I open my eyes slowly and look off of the edge of the widow's peak. I know if I fall I'll be fine, because Clara landed in the rose bushes and she's fine. But what if I jumped? What if I aimed for the concrete pathway, where I know nothing could break my fall? Another gust of wind rushes by, flapping the skirt of my dress around me, as if it's telling me to do it. To go ahead and jump. I close my eyes again, listening to the beckoning call of the endless possibilities that stretch out before me.
"I wouldn't do that if I were you." A guy's voice, calm and clear, speaking from behind me. My eyes snap open and I suddenly realize where I am and how high up I am and how much I don't want to die. This abrupt comprehension is almost enough to make me fall off the roof. I sway and scream a little.

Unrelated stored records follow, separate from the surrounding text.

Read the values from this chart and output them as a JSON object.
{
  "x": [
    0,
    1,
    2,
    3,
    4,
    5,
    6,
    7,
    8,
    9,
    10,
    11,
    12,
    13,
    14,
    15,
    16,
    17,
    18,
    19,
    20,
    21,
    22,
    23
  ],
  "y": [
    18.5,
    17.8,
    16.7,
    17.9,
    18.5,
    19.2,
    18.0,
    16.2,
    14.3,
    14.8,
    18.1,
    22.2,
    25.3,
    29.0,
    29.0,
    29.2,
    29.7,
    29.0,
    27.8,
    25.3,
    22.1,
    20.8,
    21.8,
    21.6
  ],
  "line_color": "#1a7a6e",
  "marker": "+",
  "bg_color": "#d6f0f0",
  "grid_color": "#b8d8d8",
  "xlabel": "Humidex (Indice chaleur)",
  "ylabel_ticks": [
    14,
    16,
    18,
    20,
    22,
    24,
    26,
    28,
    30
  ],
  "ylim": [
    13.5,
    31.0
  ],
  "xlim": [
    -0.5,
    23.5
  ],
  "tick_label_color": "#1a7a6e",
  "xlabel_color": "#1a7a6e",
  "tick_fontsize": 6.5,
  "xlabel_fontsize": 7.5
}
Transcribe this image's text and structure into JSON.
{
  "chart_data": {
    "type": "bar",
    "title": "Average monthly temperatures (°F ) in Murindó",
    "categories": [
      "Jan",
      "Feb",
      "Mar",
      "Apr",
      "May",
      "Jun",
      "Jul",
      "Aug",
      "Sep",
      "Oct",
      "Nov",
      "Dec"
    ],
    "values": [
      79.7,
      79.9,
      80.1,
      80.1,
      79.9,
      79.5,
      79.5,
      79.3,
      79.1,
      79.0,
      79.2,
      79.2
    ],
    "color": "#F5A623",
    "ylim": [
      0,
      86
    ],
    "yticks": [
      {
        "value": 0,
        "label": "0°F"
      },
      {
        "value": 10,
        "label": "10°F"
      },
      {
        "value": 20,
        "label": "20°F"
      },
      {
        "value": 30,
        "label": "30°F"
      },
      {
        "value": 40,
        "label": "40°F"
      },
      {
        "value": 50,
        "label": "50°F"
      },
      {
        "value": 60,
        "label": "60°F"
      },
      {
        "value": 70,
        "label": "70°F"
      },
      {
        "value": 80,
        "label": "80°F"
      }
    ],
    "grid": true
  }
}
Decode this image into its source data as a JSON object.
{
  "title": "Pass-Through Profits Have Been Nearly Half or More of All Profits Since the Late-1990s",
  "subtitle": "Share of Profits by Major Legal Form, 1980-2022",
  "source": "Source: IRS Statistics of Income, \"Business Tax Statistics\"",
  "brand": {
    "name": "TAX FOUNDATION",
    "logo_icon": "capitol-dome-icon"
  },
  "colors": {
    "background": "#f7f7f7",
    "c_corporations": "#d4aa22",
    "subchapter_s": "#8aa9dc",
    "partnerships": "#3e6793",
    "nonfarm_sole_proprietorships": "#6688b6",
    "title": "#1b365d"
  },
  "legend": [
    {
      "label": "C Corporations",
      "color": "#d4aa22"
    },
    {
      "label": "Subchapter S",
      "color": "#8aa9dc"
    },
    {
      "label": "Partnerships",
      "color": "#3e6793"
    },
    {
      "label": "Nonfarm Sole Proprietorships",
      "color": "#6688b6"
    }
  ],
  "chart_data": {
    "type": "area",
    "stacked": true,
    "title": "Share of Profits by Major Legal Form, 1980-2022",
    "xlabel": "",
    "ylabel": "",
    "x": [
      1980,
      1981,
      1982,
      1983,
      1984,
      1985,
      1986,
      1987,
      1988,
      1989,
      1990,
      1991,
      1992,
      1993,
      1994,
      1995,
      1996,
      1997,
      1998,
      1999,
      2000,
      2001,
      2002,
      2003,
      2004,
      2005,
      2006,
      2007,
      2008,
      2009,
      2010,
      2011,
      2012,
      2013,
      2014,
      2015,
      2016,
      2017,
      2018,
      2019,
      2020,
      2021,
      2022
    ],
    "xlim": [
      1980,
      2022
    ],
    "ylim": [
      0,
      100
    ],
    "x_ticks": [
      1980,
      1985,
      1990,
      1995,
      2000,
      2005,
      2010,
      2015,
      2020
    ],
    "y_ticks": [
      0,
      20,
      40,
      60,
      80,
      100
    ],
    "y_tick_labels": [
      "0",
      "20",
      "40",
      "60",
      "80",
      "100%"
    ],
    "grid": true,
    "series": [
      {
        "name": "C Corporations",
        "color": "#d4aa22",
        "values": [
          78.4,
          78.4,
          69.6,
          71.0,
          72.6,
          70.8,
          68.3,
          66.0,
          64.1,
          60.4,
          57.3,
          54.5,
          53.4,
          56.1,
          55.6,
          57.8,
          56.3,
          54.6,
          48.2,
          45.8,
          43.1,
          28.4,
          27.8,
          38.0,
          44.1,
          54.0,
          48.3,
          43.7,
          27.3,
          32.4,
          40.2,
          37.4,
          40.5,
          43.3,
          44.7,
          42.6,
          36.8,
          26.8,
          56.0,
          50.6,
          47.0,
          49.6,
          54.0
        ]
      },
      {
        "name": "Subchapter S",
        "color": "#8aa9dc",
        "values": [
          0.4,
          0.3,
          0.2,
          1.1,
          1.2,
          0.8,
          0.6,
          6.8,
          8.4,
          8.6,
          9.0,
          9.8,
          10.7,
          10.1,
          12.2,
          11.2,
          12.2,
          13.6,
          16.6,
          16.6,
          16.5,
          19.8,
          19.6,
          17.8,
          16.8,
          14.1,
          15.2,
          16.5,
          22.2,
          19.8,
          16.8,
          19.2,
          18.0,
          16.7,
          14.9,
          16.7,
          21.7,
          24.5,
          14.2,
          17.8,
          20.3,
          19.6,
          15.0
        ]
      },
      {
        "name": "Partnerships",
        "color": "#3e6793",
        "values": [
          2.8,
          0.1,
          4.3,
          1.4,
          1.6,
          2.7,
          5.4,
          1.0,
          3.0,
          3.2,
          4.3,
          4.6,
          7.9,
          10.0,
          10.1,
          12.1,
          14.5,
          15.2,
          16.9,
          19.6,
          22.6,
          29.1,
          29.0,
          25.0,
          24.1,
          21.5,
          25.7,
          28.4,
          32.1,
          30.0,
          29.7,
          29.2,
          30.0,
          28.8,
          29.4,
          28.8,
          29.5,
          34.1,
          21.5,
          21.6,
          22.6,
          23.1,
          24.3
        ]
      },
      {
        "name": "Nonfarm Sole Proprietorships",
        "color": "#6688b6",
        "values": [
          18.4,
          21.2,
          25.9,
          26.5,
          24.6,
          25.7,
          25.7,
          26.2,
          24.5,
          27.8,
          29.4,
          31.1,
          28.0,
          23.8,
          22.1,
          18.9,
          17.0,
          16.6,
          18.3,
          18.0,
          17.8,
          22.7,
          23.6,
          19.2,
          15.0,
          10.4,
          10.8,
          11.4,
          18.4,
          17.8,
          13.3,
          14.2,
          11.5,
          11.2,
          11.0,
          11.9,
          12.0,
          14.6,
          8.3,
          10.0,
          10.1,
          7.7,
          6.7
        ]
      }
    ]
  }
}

"Hey! Charlotte!" The guy says again, closer to me this time. I don't dare to look back to see who it is; I'm focused purely on my balance. "Shit, Charlotte, what are you doing up here? Actually, don't answer that. I'm right behind you, okay? You can fall backwards and I'll catch you, alright?"
He asks so many questions my mind is getting dizzy, like last year at around this time while I was drunk and thought I saw ghosts in the cemetery. But I think I get the gist of what he's saying, so I listen, because falling onto the widow's peak is better than falling onto the ground three stories below me. "Okay…" I respond tentatively, still unsure of everything, and I let all my weight fall behind me. I collapse into a pair of outstretched arms; my heart is beating so goddamn fast.
The boy helps me stand steady, asking "Are you alright?" about a dozen times. When I'm sure I can think straight, I turn to him and answer, "Yes, yes I'm fine." He's about my age, it seems, with dark hair and light eyes. He's taller than me by a good five inches or so but his suit fits oddly on him. He must be here for the party, I quickly assume, but there's something about him that's very familiar. Also handsome, if I must admit.
I squint my eyes at him, piecing together who he is. "Henry?"
He offers a shy smile and nods a little. "I didn't think you'd recognize me. We've hardly ever spoken…"
Henry is the son of the ferryman; he's been there almost every day his father takes us to the mainland for school. Henry's a year older than me, so he's right - we haven't talked much. I was always slightly intimidated by him because he was older, but now I feel like I could hug him I'm so grateful.
"What are you doing up here?"
"Oh, you know, getting away from the crowds of drunken Thorntons - er, no offense. Also saving damsels in distress, apparently," he adds with a more confident grin than before.
"I am no damsel! I would've been just fine without you," I counter.
He just chuckles, shaking his head. "I'm sure you would've. See you around, Charlotte."
And just like that, my midnight savior is gone as mysteriously as he appeared.